LMAO…Ade has been waiting to go off on that lens flare tangent!

Skinny- great advice.

Another thing I like to do is rough out sketchy thumbnails…or even larger sketches with a light colored pencil (light green, light blue…whatever you want) Then go over it later with a superfine sharpie once your eye has identified the lines you want in the tangled mess. The lighter pencil disappears behind the sharpie and even adds an interesting dimension to a finished work. Give it a shot :wink:

-TH

so after all the supremely awesome advice, i went home enthusiastic and raring to try out all the tips you guys graciously dished. problem was, i didn’t have a single shred of newspaper to draw on. i tore my whole house upside down trying to find some, but to no avail. then i remembered what was sitting outside on my porch! something just as thin and flimsy and way more abundant. and so here are some sketches i did with a fatty sharpie and a thin black pen. i’ve gone through about a sixth of this phonebook and think i’m going to make it my new sketchbook or sorts. it’s always humbling to see everyone’s work on this site, but at the same time, it’s what propels me to get better and better. thanks again for all the advice and for any comments that will point me in the right direction.
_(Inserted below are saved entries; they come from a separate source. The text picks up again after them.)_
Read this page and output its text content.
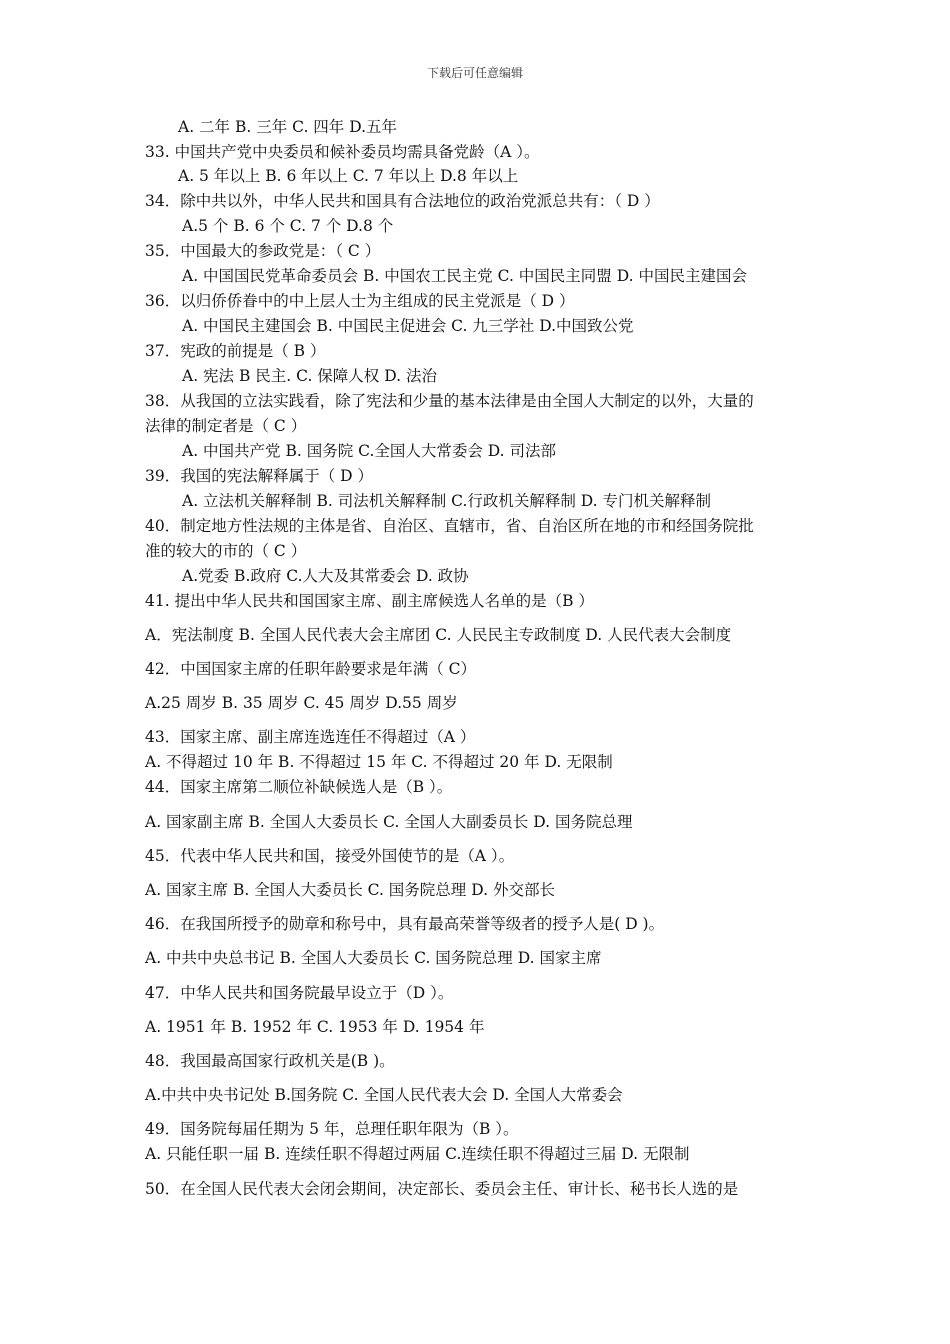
下载后可任意编辑
A. 二年 B. 三年 C. 四年 D.五年
33. 中国共产党中央委员和候补委员均需具备党龄（A ）。
A. 5 年以上 B. 6 年以上 C. 7 年以上 D.8 年以上
34．除中共以外，中华人民共和国具有合法地位的政治党派总共有：（ D ）
A.5 个 B. 6 个 C. 7 个 D.8 个
35．中国最大的参政党是：（ C ）
A. 中国国民党革命委员会 B. 中国农工民主党 C. 中国民主同盟 D. 中国民主建国会
36．以归侨侨眷中的中上层人士为主组成的民主党派是（ D ）
A. 中国民主建国会 B. 中国民主促进会 C. 九三学社 D.中国致公党
37．宪政的前提是（ B ）
A. 宪法 B 民主. C. 保障人权 D. 法治
38．从我国的立法实践看，除了宪法和少量的基本法律是由全国人大制定的以外，大量的
法律的制定者是（ C ）
A. 中国共产党 B. 国务院 C.全国人大常委会 D. 司法部
39．我国的宪法解释属于（ D ）
A. 立法机关解释制 B. 司法机关解释制 C.行政机关解释制 D. 专门机关解释制
40．制定地方性法规的主体是省、自治区、直辖市，省、自治区所在地的市和经国务院批
准的较大的市的（ C ）
A.党委 B.政府 C.人大及其常委会 D. 政协
41. 提出中华人民共和国国家主席、副主席候选人名单的是（B ）
A．宪法制度 B. 全国人民代表大会主席团 C. 人民民主专政制度 D. 人民代表大会制度
42．中国国家主席的任职年龄要求是年满（ C）
A.25 周岁 B. 35 周岁 C. 45 周岁 D.55 周岁
43．国家主席、副主席连选连任不得超过（A ）
A. 不得超过 10 年 B. 不得超过 15 年 C. 不得超过 20 年 D. 无限制
44．国家主席第二顺位补缺候选人是（B ）。
A. 国家副主席 B. 全国人大委员长 C. 全国人大副委员长 D. 国务院总理
45．代表中华人民共和国，接受外国使节的是（A ）。
A. 国家主席 B. 全国人大委员长 C. 国务院总理 D. 外交部长
46．在我国所授予的勋章和称号中，具有最高荣誉等级者的授予人是( D )。
A. 中共中央总书记 B. 全国人大委员长 C. 国务院总理 D. 国家主席
47．中华人民共和国务院最早设立于（D ）。
A. 1951 年 B. 1952 年 C. 1953 年 D. 1954 年
48．我国最高国家行政机关是(B )。
A.中共中央书记处 B.国务院 C. 全国人民代表大会 D. 全国人大常委会
49．国务院每届任期为 5 年，总理任职年限为（B ）。
A. 只能任职一届 B. 连续任职不得超过两届 C.连续任职不得超过三届 D. 无限制
50．在全国人民代表大会闭会期间，决定部长、委员会主任、审计长、秘书长人选的是
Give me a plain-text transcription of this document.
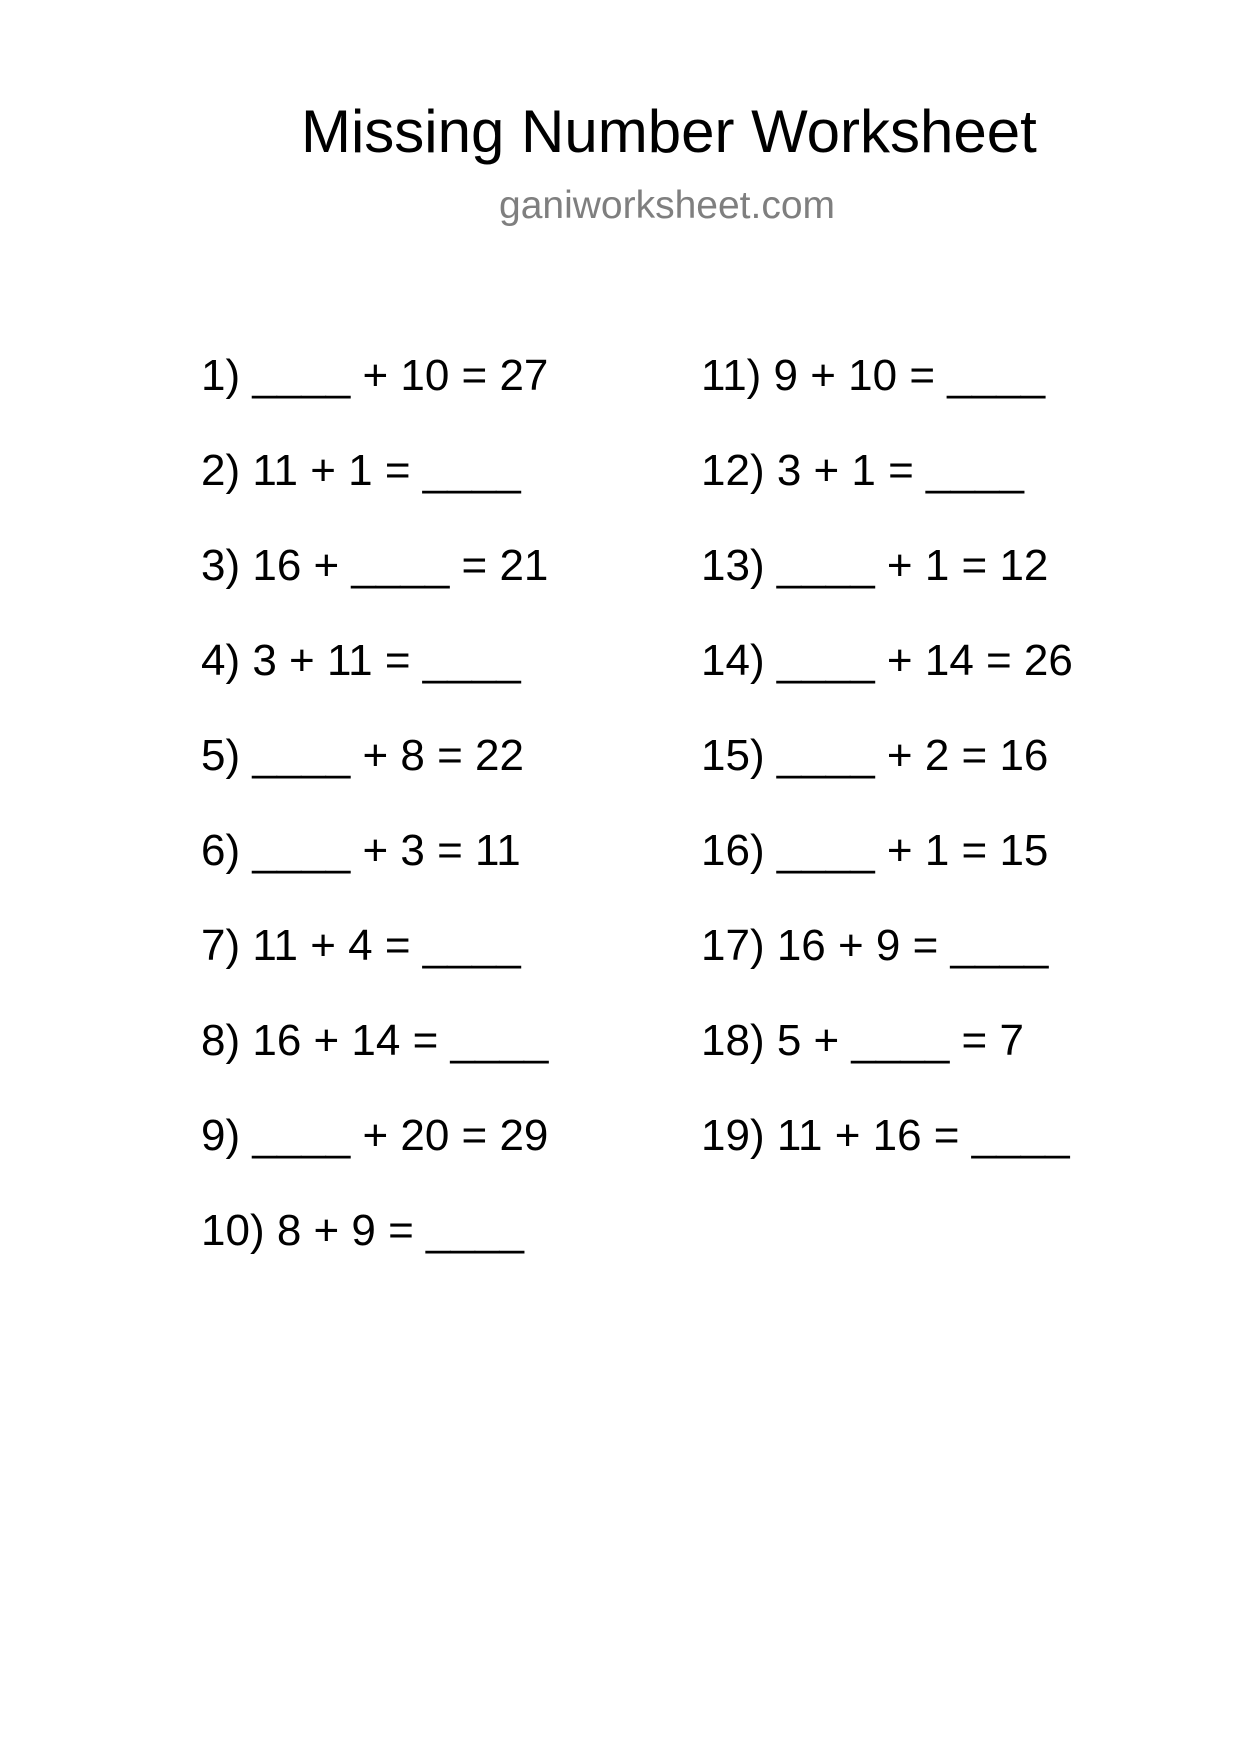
Missing Number Worksheet
ganiworksheet.com
1) ____ + 10 = 27
2) 11 + 1 = ____
3) 16 + ____ = 21
4) 3 + 11 = ____
5) ____ + 8 = 22
6) ____ + 3 = 11
7) 11 + 4 = ____
8) 16 + 14 = ____
9) ____ + 20 = 29
10) 8 + 9 = ____
11) 9 + 10 = ____
12) 3 + 1 = ____
13) ____ + 1 = 12
14) ____ + 14 = 26
15) ____ + 2 = 16
16) ____ + 1 = 15
17) 16 + 9 = ____
18) 5 + ____ = 7
19) 11 + 16 = ____
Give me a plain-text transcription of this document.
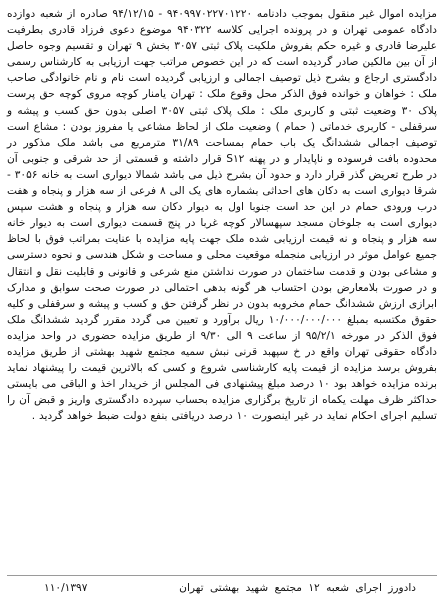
مزایده اموال غیر منقول بموجب دادنامه ۹۴۰۹۹۷۰۲۲۷۰۱۲۲۰ - ۹۴/۱۲/۱۵ صادره از شعبه دوازده دادگاه عمومی تهران و در پرونده اجرایی کلاسه ۹۴۰۳۲۲ موضوع دعوی فرزاد قادری بطرفیت علیرضا قادری و غیره حکم بفروش ملکیت پلاک ثبتی ۳۰۵۷ بخش ۹ تهران و تقسیم وجوه حاصل از آن بین مالکین صادر گردیده است که در این خصوص مراتب جهت ارزیابی به کارشناس رسمی دادگستری ارجاع و بشرح ذیل توصیف اجمالی و ارزیابی گردیده است نام و نام خانوادگی صاحب ملک : خواهان و خوانده فوق الذکر محل وقوع ملک : تهران یامنار کوچه مروی کوچه حق پرست پلاک ۳۰ وضعیت ثبتی و کاربری ملک : ملک پلاک ثبتی ۳۰۵۷ اصلی بدون حق کسب و پیشه و سرقفلی - کاربری خدماتی ( حمام ) وضعیت ملک از لحاظ مشاعی یا مفروز بودن : مشاع است توصیف اجمالی ششدانگ یک باب حمام بمساحت ۳۱/۸۹ مترمربع می باشد ملک مذکور در محدوده بافت فرسوده و ناپایدار و در پهنه S۱۲ قرار داشته و قسمتی از حد شرقی و جنوبی آن در طرح تعریض گذر قرار دارد و حدود آن بشرح ذیل می باشد شمالا دیواری است به خانه ۳۰۵۶ - شرقا دیواری است به دکان های احداثی بشماره های یک الی ۸ فرعی از سه هزار و پنجاه و هفت درب ورودی حمام در این حد است جنوبا اول به دیوار دکان سه هزار و پنجاه و هشت سپس دیواری است به جلوخان مسجد سپهسالار کوچه غربا در پنج قسمت دیواری است به دیوار خانه سه هزار و پنجاه و نه قیمت ارزیابی شده ملک جهت پایه مزایده با عنایت بمراتب فوق با لحاظ جمیع عوامل موثر در ارزیابی منجمله موقعیت محلی و مساحت و شکل هندسی و نحوه دسترسی و مشاعی بودن و قدمت ساختمان در صورت نداشتن منع شرعی و قانونی و قابلیت نقل و انتقال و در صورت بلامعارض بودن احتساب هر گونه بدهی احتمالی در صورت صحت سوابق و مدارک ابرازی ارزش ششدانگ حمام مخروبه بدون در نظر گرفتن حق و کسب و پیشه و سرقفلی و کلیه حقوق مکتسبه بمبلغ ۱۰/۰۰۰/۰۰۰/۰۰۰ ریال برآورد و تعیین می گردد مقرر گردید ششدانگ ملک فوق الذکر در مورخه ۹۵/۲/۱ از ساعت ۹ الی ۹/۳۰ از طریق مزایده حضوری در واحد مزایده دادگاه حقوقی تهران واقع در خ سپهبد قرنی نبش سمیه مجتمع شهید بهشتی از طریق مزایده بفروش برسد مزایده از قیمت پایه کارشناسی شروع و کسی که بالاترین قیمت را پیشنهاد نماید برنده مزایده خواهد بود ۱۰ درصد مبلغ پیشنهادی فی المجلس از خریدار اخذ و الباقی می بایستی حداکثر ظرف مهلت یکماه از تاریخ برگزاری مزایده بحساب سپرده دادگستری واریز و قبض آن را تسلیم اجرای احکام نماید در غیر اینصورت ۱۰ درصد دریافتی بنفع دولت ضبط خواهد گردید .

دادورز اجرای شعبه ۱۲ مجتمع شهید بهشتی تهران
۱۱۰/۱۳۹۷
“and he dids’t maketh the product shine, likening it to a million heavenly bodies radiating and bathing it in white-hot star light”
-taken from the book of Kardacia, written by the
head priest of the house of the lens-flare.

Lose the phone book asap! You lines are definitely looking better, huge difference. Good work.

wow, what an improvement! good work! i actually kinda like the phonebook background, and can imagine what its like to sketch on something that you dont really care about given you have 500 more free pages to use… personally i always find my best sketches are on lose scrap bits of paper, when it doesnt “matter” and get a lot tighter and with worse results the better the paper is (cant deal with sketchbooks!).

keep it up!

R

MUCH BETTER. That had to be all caps. Those sketches are hot. Great linework and form explorations… I wish it was on blank paper though… get some of this my friend:

http://www.google.com/products?hl=en&client=safari&rls=en&resnum=0&q=newsprint+pad&um=1&ie=UTF-8

Really loving the linework, super expressive and communicative.

friggin’ sweet! the ones in this last batch that look the best are the ones where you started varying the line width(s), you could try a lil’ more more of that. also it might be good for you to switch back & forth between sketching small , medium, & large sized joints, with the goal of achieving a somewhat consistent quality no matter the size.